Ecco d’un tratto il rombo accigliato del motore, il bagliore dei fari, il sibilo del finestrino che si abbassa, il fischio sommesso del mio compare che buca la notte. La mia bolla protettiva potrebbe resistere a questo assalto, potrebbe concedermi un riparo finché il tempo non riparta col giungere del primo mattino. Forse allora la balena svanirà. Io potrei alzarmi, sgranchirmi le giunture, ficcarmi le mani in tasca e andare al primo bar, sedermi ad un tavolino e ordinare un caffè doppio. Magari una brioche. Godermi il sorgere del sole e il privilegio di non avere altro da fare per tutto il giorno se non assaporare l’assenza di colpa. L’essere libero dal peso delle responsabilità. Un altro fischio, e una voce nervosa e soffocata. Che cazzo fai, vieni qui! Mi alzo di colpo e i pensieri rimangono incollati sulla panchina. C’è solo la balena, questa maledetta balena, ferma in lontananza. Mi guarda col suo occhio severo e triste. Mi guarda fisso. Sbrigati cazzo! Passo oltre, vado verso il furgone, spalanco il portellone e mi infilo nel vano di carico. Prima di chiudere torno a guardare nella notte. Lei non c’è più, rimane solo uno spiazzo d’erba illuminata da qualche lampione fioco. Posso andare. Il portellone sbatte forte e il contraccolpo del mezzo in movimento mi fa vacillare. Riesco a mantenere l’equilibrio, mi acquatto contro la lamiera e infilo il passamontagna. Tutto bene là dietro? Sì, bene. Strano, la sensazione è sempre quella di stare dentro l’acqua. Potrei essere in un sottomarino.
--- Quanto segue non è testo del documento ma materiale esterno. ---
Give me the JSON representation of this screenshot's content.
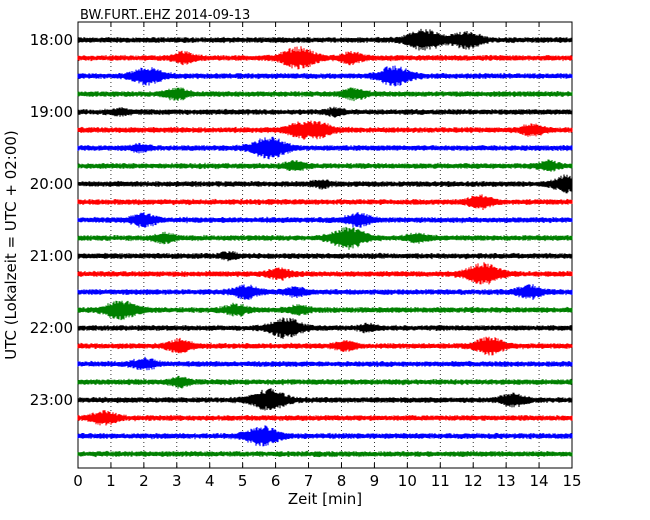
{
  "chart_data": {
    "type": "line",
    "title": "BW.FURT..EHZ 2014-09-13",
    "xlabel": "Zeit  [min]",
    "ylabel": "UTC (Lokalzeit = UTC + 02:00)",
    "xlim": [
      0,
      15
    ],
    "x_ticks": [
      "0",
      "1",
      "2",
      "3",
      "4",
      "5",
      "6",
      "7",
      "8",
      "9",
      "10",
      "11",
      "12",
      "13",
      "14",
      "15"
    ],
    "y_ticks": [
      "18:00",
      "19:00",
      "20:00",
      "21:00",
      "22:00",
      "23:00"
    ],
    "grid": "vertical dotted",
    "series_colors": [
      "#000000",
      "#ff0000",
      "#0000ff",
      "#008000"
    ],
    "traces": [
      {
        "start": "18:00",
        "color": "#000000",
        "bursts": [
          [
            10.5,
            1.0
          ],
          [
            11.8,
            0.8
          ]
        ]
      },
      {
        "start": "18:15",
        "color": "#ff0000",
        "bursts": [
          [
            3.2,
            0.5
          ],
          [
            6.7,
            1.0
          ],
          [
            8.3,
            0.5
          ]
        ]
      },
      {
        "start": "18:30",
        "color": "#0000ff",
        "bursts": [
          [
            2.1,
            0.8
          ],
          [
            9.6,
            0.9
          ]
        ]
      },
      {
        "start": "18:45",
        "color": "#008000",
        "bursts": [
          [
            3.0,
            0.5
          ],
          [
            8.4,
            0.5
          ]
        ]
      },
      {
        "start": "19:00",
        "color": "#000000",
        "bursts": [
          [
            1.3,
            0.3
          ],
          [
            7.8,
            0.3
          ]
        ]
      },
      {
        "start": "19:15",
        "color": "#ff0000",
        "bursts": [
          [
            6.7,
            0.6
          ],
          [
            7.3,
            0.7
          ],
          [
            13.8,
            0.5
          ]
        ]
      },
      {
        "start": "19:30",
        "color": "#0000ff",
        "bursts": [
          [
            5.8,
            1.0
          ],
          [
            1.9,
            0.3
          ]
        ]
      },
      {
        "start": "19:45",
        "color": "#008000",
        "bursts": [
          [
            6.6,
            0.4
          ],
          [
            14.3,
            0.4
          ]
        ]
      },
      {
        "start": "20:00",
        "color": "#000000",
        "bursts": [
          [
            7.4,
            0.3
          ],
          [
            14.9,
            0.8
          ]
        ]
      },
      {
        "start": "20:15",
        "color": "#ff0000",
        "bursts": [
          [
            12.2,
            0.6
          ]
        ]
      },
      {
        "start": "20:30",
        "color": "#0000ff",
        "bursts": [
          [
            2.0,
            0.6
          ],
          [
            8.5,
            0.6
          ]
        ]
      },
      {
        "start": "20:45",
        "color": "#008000",
        "bursts": [
          [
            8.2,
            1.0
          ],
          [
            2.6,
            0.4
          ],
          [
            10.3,
            0.4
          ]
        ]
      },
      {
        "start": "21:00",
        "color": "#000000",
        "bursts": [
          [
            4.6,
            0.3
          ]
        ]
      },
      {
        "start": "21:15",
        "color": "#ff0000",
        "bursts": [
          [
            12.3,
            1.0
          ],
          [
            6.1,
            0.5
          ]
        ]
      },
      {
        "start": "21:30",
        "color": "#0000ff",
        "bursts": [
          [
            5.1,
            0.6
          ],
          [
            13.7,
            0.6
          ],
          [
            6.6,
            0.4
          ]
        ]
      },
      {
        "start": "21:45",
        "color": "#008000",
        "bursts": [
          [
            1.3,
            0.9
          ],
          [
            4.8,
            0.5
          ],
          [
            6.7,
            0.4
          ]
        ]
      },
      {
        "start": "22:00",
        "color": "#000000",
        "bursts": [
          [
            6.3,
            0.9
          ],
          [
            8.8,
            0.3
          ]
        ]
      },
      {
        "start": "22:15",
        "color": "#ff0000",
        "bursts": [
          [
            3.1,
            0.6
          ],
          [
            12.5,
            0.8
          ],
          [
            8.1,
            0.4
          ]
        ]
      },
      {
        "start": "22:30",
        "color": "#0000ff",
        "bursts": [
          [
            2.0,
            0.5
          ]
        ]
      },
      {
        "start": "22:45",
        "color": "#008000",
        "bursts": [
          [
            3.1,
            0.4
          ]
        ]
      },
      {
        "start": "23:00",
        "color": "#000000",
        "bursts": [
          [
            5.8,
            1.0
          ],
          [
            13.2,
            0.6
          ]
        ]
      },
      {
        "start": "23:15",
        "color": "#ff0000",
        "bursts": [
          [
            0.8,
            0.6
          ]
        ]
      },
      {
        "start": "23:30",
        "color": "#0000ff",
        "bursts": [
          [
            5.6,
            0.9
          ]
        ]
      },
      {
        "start": "23:45",
        "color": "#008000",
        "bursts": []
      }
    ]
  }
}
Il mezzo si inabissa, la pressione aumenta, l’oscurità è sempre più impenetrabile. Sento di avere un sonno millenario. E poi sento un suono, un canto. È lei, la balena, che mi segue mentre scendo in profondità. È bello non essere lasciato solo proprio ora. Mi concedo di chiudere gli occhi, e l’oscurità mi inghiotte di nuovo, come mi volesse nascondere in un abbraccio.